Last month the Youth Select Committee published its report on transport provisions for young people. Unfortunately, I’m going to have to be a turncoat in my response to it.
Now, I fully support the idea that young people’s views should be respected and genuinely considered by parliamentarians. Why should the mere biological factor of age discriminate citizens from voicing their opinions? This is why I don’t think the government should go soft on us young people and just accept all of our generation’s demands. That would be misguided and condescending. I want the government to treat us as no different to a fifty year old.
What struck me was the sense of entitlement that underpinned each of their recommendations made to government. Why should young people automatically get a cheaper bus fare? Have they contributed to the taxes that fund this reduced fare? Probably not. Yes, they might not be earning a living yet, but if they still live at home and are in full-time education at the local school down the road, should 16 year olds really benefit from a reduced train fare in order to go and see Beyoncé at the O2 in London? I don’t really think so.

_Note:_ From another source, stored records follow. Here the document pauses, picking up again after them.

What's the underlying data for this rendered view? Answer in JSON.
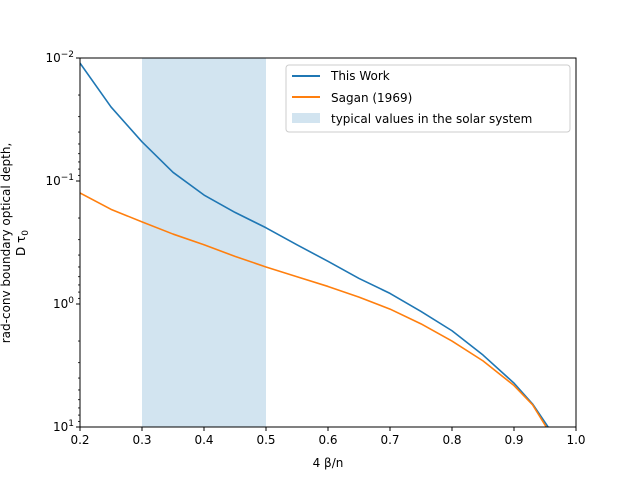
{
  "chart_data": {
    "type": "line",
    "xlabel": "4 β/n",
    "ylabel_line1": "rad-conv boundary optical depth,",
    "ylabel_line2_prefix": "D τ",
    "ylabel_line2_sub": "0",
    "xlim": [
      0.2,
      1.0
    ],
    "ylim": [
      0.01,
      10
    ],
    "yscale": "log",
    "y_inverted": true,
    "xticks": [
      "0.2",
      "0.3",
      "0.4",
      "0.5",
      "0.6",
      "0.7",
      "0.8",
      "0.9",
      "1.0"
    ],
    "xtick_values": [
      0.2,
      0.3,
      0.4,
      0.5,
      0.6,
      0.7,
      0.8,
      0.9,
      1.0
    ],
    "yticks": [
      {
        "value": 0.01,
        "base": "10",
        "exp": "−2"
      },
      {
        "value": 0.1,
        "base": "10",
        "exp": "−1"
      },
      {
        "value": 1,
        "base": "10",
        "exp": "0"
      },
      {
        "value": 10,
        "base": "10",
        "exp": "1"
      }
    ],
    "legend_position": "top-right",
    "shaded_region": {
      "label": "typical values in the solar system",
      "x_range": [
        0.3,
        0.5
      ],
      "color": "#1f77b4",
      "alpha": 0.2
    },
    "series": [
      {
        "name": "This Work",
        "color": "#1f77b4",
        "x": [
          0.2,
          0.25,
          0.3,
          0.35,
          0.4,
          0.45,
          0.5,
          0.55,
          0.6,
          0.65,
          0.7,
          0.75,
          0.8,
          0.85,
          0.9,
          0.93,
          0.955
        ],
        "y": [
          0.011,
          0.025,
          0.048,
          0.085,
          0.13,
          0.18,
          0.24,
          0.33,
          0.45,
          0.62,
          0.82,
          1.15,
          1.65,
          2.6,
          4.4,
          6.5,
          10
        ]
      },
      {
        "name": "Sagan (1969)",
        "color": "#ff7f0e",
        "x": [
          0.2,
          0.25,
          0.3,
          0.35,
          0.4,
          0.45,
          0.5,
          0.55,
          0.6,
          0.65,
          0.7,
          0.75,
          0.8,
          0.85,
          0.9,
          0.93,
          0.952
        ],
        "y": [
          0.125,
          0.17,
          0.215,
          0.27,
          0.33,
          0.41,
          0.5,
          0.6,
          0.72,
          0.88,
          1.1,
          1.45,
          2.0,
          2.9,
          4.6,
          6.6,
          10
        ]
      }
    ]
  }
}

I agree wholeheartedly with the report when it makes clear that young people absolutely must not miss out on educational advancement because they can’t afford their bus fare. But rather than rolling out a one-size-fits-all fare system for 16-25 year olds, surely a means-tested approach would provide a much fairer system? If you have to pay to travel to your school or apprenticeship placement, you should definitely be entitled to a reduced fare, since you have demonstrated a sense of responsibility and a willingness to contribute to the economy in the future, and the amount paid to apprentices will not always be enough to cover everything.

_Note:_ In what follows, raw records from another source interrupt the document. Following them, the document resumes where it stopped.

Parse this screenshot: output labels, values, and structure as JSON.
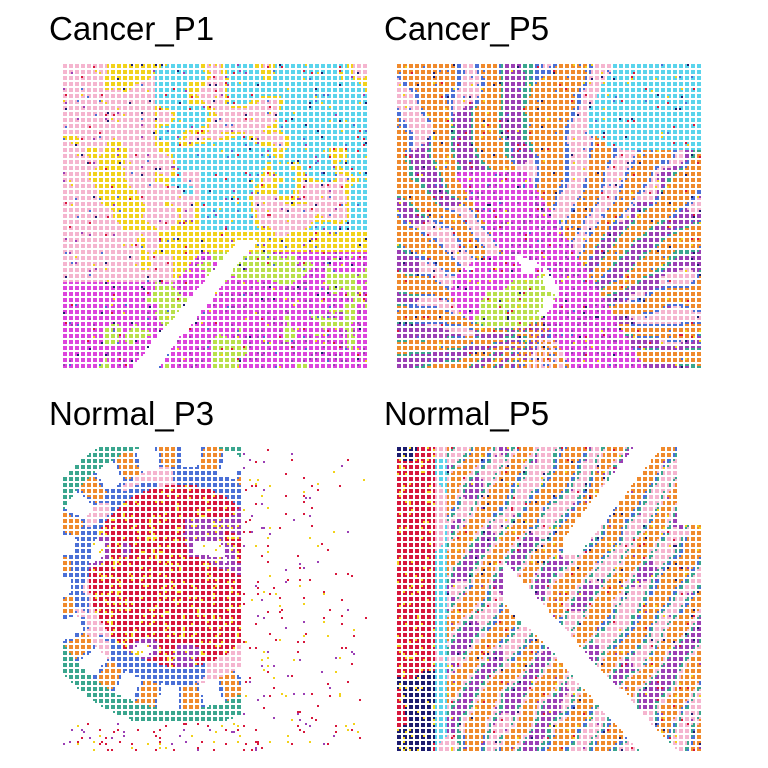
{
  "panels": [
    {
      "title": "Cancer_P1"
    },
    {
      "title": "Cancer_P5"
    },
    {
      "title": "Normal_P3"
    },
    {
      "title": "Normal_P5"
    }
  ],
  "cluster_colors": {
    "cyan": "#5ad4ec",
    "pink": "#f5b5cf",
    "magenta": "#dd44dd",
    "lime": "#b8e04a",
    "orange": "#f08a2c",
    "teal": "#3aa68e",
    "royal_blue": "#4a6fd6",
    "crimson": "#d8173c",
    "yellow": "#f2d21a",
    "purple": "#9b3fb5",
    "navy": "#1c1c6e"
  }
}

Now, perhaps it would be prohibitively expensive to develop a method of means-testing for such a scheme, and there will always be a problem with people slipping through the net, as EMA stood testament to, and as we continue to see with the provision of university grants. But some families can easily support their children through their education and training, and any reduction they get just for being young is an added bonus, rather than a necessity. Our economy cannot afford to give out added bonuses.